Sin necesidad de más reclutamiento, y con los estudiantes adaptándose a las clases sin guía, el personal contratado podía manejarlo.
Lin Qin se hizo a un lado, solo pasando ocasionalmente para ofrecer tranquilidad.
Una vez libre, Lin Qin centró su atención en seguir el progreso de aprendizaje de los cuatro niños.
Actualmente, los niños estaban asistiendo a clases en el lugar de Bai Linlin, así que Lin Qin simplemente trajo un montón de frutas.
Tan pronto como Bai Linlin la vio, dijo en tono burlón:
—¡Escuché de mi prima que ustedes comenzaron un instituto de formación juntas!
¡Vaya!
¡Nunca pensé que mi primer competidor serían ustedes!
Lin Qin se rió, frunciendo los labios:
—Vamos, el deseo de Junjun de comenzar un instituto estaba escrito en toda su cara.
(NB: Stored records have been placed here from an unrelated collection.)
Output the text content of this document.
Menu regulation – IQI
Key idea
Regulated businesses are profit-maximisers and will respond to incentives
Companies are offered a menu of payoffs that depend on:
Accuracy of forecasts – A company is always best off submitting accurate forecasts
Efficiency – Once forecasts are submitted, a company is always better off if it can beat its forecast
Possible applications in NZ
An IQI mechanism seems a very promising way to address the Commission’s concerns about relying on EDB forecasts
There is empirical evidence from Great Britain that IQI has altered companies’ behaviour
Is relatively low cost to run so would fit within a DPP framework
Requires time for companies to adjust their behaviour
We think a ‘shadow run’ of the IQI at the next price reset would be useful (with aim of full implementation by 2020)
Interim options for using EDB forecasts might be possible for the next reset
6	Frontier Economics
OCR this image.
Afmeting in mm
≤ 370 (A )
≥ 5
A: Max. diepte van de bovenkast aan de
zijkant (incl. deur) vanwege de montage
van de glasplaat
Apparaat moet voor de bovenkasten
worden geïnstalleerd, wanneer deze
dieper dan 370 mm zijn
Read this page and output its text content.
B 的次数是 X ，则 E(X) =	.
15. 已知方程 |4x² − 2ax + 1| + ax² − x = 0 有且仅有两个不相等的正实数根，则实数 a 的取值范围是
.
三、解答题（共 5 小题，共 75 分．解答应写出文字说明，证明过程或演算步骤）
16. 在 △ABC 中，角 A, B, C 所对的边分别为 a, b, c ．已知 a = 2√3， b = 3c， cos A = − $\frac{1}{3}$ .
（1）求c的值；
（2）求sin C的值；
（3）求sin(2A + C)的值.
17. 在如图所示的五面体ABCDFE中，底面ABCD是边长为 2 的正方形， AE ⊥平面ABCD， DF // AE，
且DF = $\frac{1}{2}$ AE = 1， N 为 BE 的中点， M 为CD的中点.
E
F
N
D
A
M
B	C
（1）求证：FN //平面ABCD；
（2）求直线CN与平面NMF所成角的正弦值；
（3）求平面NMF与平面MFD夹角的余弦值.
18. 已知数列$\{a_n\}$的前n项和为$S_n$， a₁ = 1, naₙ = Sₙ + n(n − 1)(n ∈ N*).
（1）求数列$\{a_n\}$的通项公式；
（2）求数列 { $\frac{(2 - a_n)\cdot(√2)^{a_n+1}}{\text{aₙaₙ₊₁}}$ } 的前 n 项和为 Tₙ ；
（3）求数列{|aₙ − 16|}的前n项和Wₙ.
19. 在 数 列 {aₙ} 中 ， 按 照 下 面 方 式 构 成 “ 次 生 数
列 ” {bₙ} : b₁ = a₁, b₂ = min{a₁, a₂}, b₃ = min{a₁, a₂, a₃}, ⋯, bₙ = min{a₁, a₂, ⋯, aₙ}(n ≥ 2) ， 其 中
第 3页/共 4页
No creo que no lo supieras.
Solo le estoy dando una mano.
Su ubicación está a cuarenta minutos en coche de aquí, así que no es como si estuviera quitándote estudiantes.
¿De qué hay que preocuparse?
—Además, su pequeña empresa no se puede comparar con tu institución establecida.
Además, no ofreció tantas clases como tú.
Bai Linlin se rió tan fuerte que no podía cerrar la boca:
—¡Solo estaba diciendo!
Honestamente, cuando estuvo aquí molestándome sobre querer aprender de mí para comenzar su propio instituto, la apoyé.
Solo esperaba que priorizara sus estudios y no se apresurara.
¡Quién sabía que no podría contenerse y te arrastraría a ti!
—Mi tío y mi tía tampoco pudieron hacer nada con ella, así que simplemente la dejaron hacer lo que quería para ver si podía tener éxito.
Inicialmente, no era optimista.
Pero saber que estás involucrada cambia las cosas.
Su instituto seguramente tendrá éxito, e incluso podría superarnos en unos pocos años.
Lin Qin fingió sorpresa:
—Tomaré eso como un cumplido, ¡gracias!
Bai Linlin puso los ojos en blanco con una sonrisa.
Las dos charlaron por un rato, pero luego la elegante Sra.
Bai preguntó seriamente:
—Entonces, ¿qué te trae aquí hoy?
¿Para añadir clases para los niños?
¿O posiblemente transferirlos al lugar de mi prima?
Esta vez Lin Qin puso los ojos en blanco:
—Los niños están bien aquí.
¡Estaría loca si los transfiriera!
Estoy aquí para comprobar su progreso académico para poder adaptar los próximos pasos en consecuencia.
Bai Linlin le dio un pulgar hacia arriba:
—¡Con tu dedicación, los niños están destinados a tener éxito!
Yaya ha estado aprendiendo baile aquí por un tiempo; sus fundamentos son sólidos.
La profesora dijo que es una gran candidata para el baile debido a su postura, altura y flexibilidad, y su sentido del ritmo también es bueno.
Mientras siga así, tendrá gran aplomo, incluso si no continúa con el baile a largo plazo.
—Las lecciones de piano no son ningún secreto.
Ya está avanzada, pero el profesor dijo que si quiere seguir practicando, sería mejor tener un piano en casa para practicar regularmente y ver mejores resultados.
Lin Qin se concentró instantáneamente:
—Tienes razón.
Tener un instrumento es esencial para aprender música.
Había considerado el asunto, pero los pianos no son baratos, incluso uno básico cuesta miles ahora.